L’eau forme le premier de ses éléments : les étendues d’eau constituent toujours dans les parcs Disney un élément essentiel du décor, permettant de mettre en valeur des bâtiments ou même de jouer avec les profondeurs. Le Discovery Lagoon installée au pied de Space Mountain, tout en justifiant sa présence par le Nautilus, autre référence directe à l’œuvre de Jules Verne, constitue un élément de dramatisation essentiel de l’attraction tout en isolant son entrée du reste du land. En tant qu’élément des profondeurs sous-marines, l’eau offre également un contraste presque brutal avec Space Mountain et ses hauteurs célestes matérialisées par la décoration astrale du bâtiment et de son canon. Opposition sur le mouvement et l’immobilisme aussi puisque les mouvements et le bruit du canon Columbiad rompent avec la tranquillité du lagon. Une décoration résume à elle seule toutes ces oppositions, celle de la base du canon Columbiad : alors que la déesse romaine Luna y est représentée, évoquant ainsi l’espace, les boulets lancés en direction de la Lune, qui sont une allusion directe aux mêmes projectiles lancés par le Baltimore Gun Club dans le roman de Jules Verne, sont une nouvelle métaphore du mouvement. Alors que le Nautilus semble difficilement sortir de son lagon, Space Mountain est assurément tourné vers l’espace, jusque dans sa forme en cône qui semble vouloir rejoindre le ciel.
Une publicité mythique pour une attraction légendaire. Crédits: vidéo de Mouetto.
Le second élément, plus sonore que visuel cette fois, est la musique. Elle est partout, indissociable de Discoveryland et de son esprit. Son orientation à la fois épique et romantique, symphonique et impressionniste, contribue à donner une touche de nostalgie à cette aventure lunaire. L’ambiance sonore extérieure fait pour sa part appel aux travaux de James Horner via des extraits des bande-originales de Krull et de The Rockeeer tel une introduction musicale à l'attraction. L’accompagnement musical est primordial puisqu’il permet de donner une profondeur émotionnelle et sensorielle au visuel. La musique devient l’élément sonore identifiant l’attraction et véhiculant les émotions, le langage universel des sentiments. La musique symphonique originale de Steve Bramson pour la file d’attente de l’attraction (The Grandeur of Space) et le voyage en lui-même continuent le travail romantique et impressionniste créé dans les bâtiments, rendant ainsi d’une part hommage au compositeur de l’Anneau de Nibelung, Richard Wagner, par son côté épique mais aussi, et de manière plus nette, à Claude Debussy et son magnifique Clair de Lune in Suite Bergamasque. Une musique très lyrique en forme d’hommage à la puissance créatrice de l’innovation, de l’imagination et surtout de l’esprit de découverte qui façonnèrent les espoirs et les rêves de générations d’individus. Tim Delaney se rappelle avoir demandé à Steve Bramson une musique évoquant « l’immensité de l’espace, l’excitation, l’émerveillement, le sens de l’aventure, la vitesse » c’est-à-dire une musique épousant les mouvements et les émotions du visiteur au cours de son aventure. Force est de constater que le pari avait été relevé.

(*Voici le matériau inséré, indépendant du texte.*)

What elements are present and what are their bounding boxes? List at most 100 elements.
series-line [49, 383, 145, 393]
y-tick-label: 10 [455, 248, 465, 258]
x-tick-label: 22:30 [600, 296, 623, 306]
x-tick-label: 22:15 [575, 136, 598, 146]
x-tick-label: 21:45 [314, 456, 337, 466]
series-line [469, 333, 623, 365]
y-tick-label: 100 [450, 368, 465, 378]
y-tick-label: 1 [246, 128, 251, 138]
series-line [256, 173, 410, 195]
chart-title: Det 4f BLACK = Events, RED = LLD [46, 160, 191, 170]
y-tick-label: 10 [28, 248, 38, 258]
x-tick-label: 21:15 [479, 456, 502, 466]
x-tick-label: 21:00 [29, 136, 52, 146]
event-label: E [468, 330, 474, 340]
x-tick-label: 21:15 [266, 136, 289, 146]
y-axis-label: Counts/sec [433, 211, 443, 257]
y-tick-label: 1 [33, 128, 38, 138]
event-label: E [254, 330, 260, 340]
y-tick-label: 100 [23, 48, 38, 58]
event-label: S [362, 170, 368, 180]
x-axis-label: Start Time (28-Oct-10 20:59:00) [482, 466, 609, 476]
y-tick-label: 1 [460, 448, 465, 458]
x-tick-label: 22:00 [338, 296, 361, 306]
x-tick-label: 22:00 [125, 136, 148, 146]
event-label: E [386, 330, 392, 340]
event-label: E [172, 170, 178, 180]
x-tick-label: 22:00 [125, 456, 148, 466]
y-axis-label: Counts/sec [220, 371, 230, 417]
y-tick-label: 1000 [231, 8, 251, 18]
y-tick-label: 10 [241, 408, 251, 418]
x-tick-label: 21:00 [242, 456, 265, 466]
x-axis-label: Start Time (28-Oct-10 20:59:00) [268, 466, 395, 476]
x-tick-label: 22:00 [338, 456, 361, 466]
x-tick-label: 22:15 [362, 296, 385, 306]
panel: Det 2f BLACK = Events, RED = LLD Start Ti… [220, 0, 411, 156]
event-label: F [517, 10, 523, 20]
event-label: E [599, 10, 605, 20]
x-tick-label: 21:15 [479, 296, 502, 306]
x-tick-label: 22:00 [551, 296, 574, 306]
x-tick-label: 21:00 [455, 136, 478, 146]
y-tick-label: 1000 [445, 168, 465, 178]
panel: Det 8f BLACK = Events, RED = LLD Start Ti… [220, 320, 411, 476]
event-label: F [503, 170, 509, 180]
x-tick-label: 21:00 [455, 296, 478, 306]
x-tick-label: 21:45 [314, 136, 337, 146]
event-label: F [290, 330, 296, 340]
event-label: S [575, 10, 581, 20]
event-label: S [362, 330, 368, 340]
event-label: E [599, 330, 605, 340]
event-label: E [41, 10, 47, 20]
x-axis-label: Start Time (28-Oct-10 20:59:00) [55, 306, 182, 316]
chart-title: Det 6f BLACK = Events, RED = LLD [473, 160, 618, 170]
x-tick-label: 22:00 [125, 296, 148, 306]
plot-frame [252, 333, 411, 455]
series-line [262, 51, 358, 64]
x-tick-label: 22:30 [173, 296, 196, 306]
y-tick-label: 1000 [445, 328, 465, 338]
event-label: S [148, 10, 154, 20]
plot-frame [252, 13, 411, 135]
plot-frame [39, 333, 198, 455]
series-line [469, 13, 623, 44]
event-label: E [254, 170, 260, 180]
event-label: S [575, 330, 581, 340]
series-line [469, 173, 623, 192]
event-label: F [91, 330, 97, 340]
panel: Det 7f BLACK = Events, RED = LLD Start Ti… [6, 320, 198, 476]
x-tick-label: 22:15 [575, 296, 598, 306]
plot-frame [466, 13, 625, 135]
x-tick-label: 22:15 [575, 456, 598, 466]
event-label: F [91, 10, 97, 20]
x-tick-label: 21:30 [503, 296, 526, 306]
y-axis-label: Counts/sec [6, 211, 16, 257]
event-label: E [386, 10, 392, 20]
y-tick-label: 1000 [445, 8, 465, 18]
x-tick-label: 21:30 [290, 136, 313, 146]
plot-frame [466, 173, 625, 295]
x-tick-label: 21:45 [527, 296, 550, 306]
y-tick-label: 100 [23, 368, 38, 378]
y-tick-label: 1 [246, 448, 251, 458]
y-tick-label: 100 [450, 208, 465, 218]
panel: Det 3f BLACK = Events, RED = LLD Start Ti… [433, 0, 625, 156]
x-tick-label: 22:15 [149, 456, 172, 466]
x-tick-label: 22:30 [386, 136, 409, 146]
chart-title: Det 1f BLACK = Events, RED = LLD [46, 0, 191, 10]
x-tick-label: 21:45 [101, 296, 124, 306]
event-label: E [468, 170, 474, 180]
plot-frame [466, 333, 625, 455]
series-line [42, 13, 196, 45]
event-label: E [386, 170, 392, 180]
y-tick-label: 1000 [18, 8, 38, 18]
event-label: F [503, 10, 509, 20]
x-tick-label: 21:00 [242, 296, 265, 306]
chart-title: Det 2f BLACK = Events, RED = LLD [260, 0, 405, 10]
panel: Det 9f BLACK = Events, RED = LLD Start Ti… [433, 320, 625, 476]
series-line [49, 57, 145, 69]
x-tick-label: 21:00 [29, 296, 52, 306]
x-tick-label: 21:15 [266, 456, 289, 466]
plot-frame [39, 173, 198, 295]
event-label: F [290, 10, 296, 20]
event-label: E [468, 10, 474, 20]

Clair de Lune par Claude Debussy
Love Theme de la BO de Krull (J.Horner)
The Flying Circus de la BO de The Rocketeer (J. Horner)
The Grandeur of Space par Steve Bramson
Musique de l'attraction par Steve Bramson
Une difficulté se posa néanmoins au compositeur lors de son travail sur l’attraction, celle de la synchronisation de la musique avec le parcours de l’attraction, et cette dernière était primordiale pour donner tout son sens à l’aventure. La vitesse des trains une fois lancés dépend de beaucoup de facteur qu’un simple ordinateur ne peut contrôler. La décision fut donc prise de découper le thème de l’attraction en plusieurs segments, chacun devant se déclencher au passage du train-fusée devant un capteur. Un problème vient cependant encore entacher la belle mécanique. La commission française de sécurité estima lors de sa visite que la vitesse des trains dans le canon était trop dangereuse. De ce fait, Disney fut obligé de réduire la vitesse dans cette partie de l’attraction, obligeant le compositeur à des allers-retours multiples entre la France et les Etats-Unis, au dernier moment, pour finalement enregistrer à Los Angeles une dizaine de jours avant l’inauguration ! Le pari du temps a donc été tenu.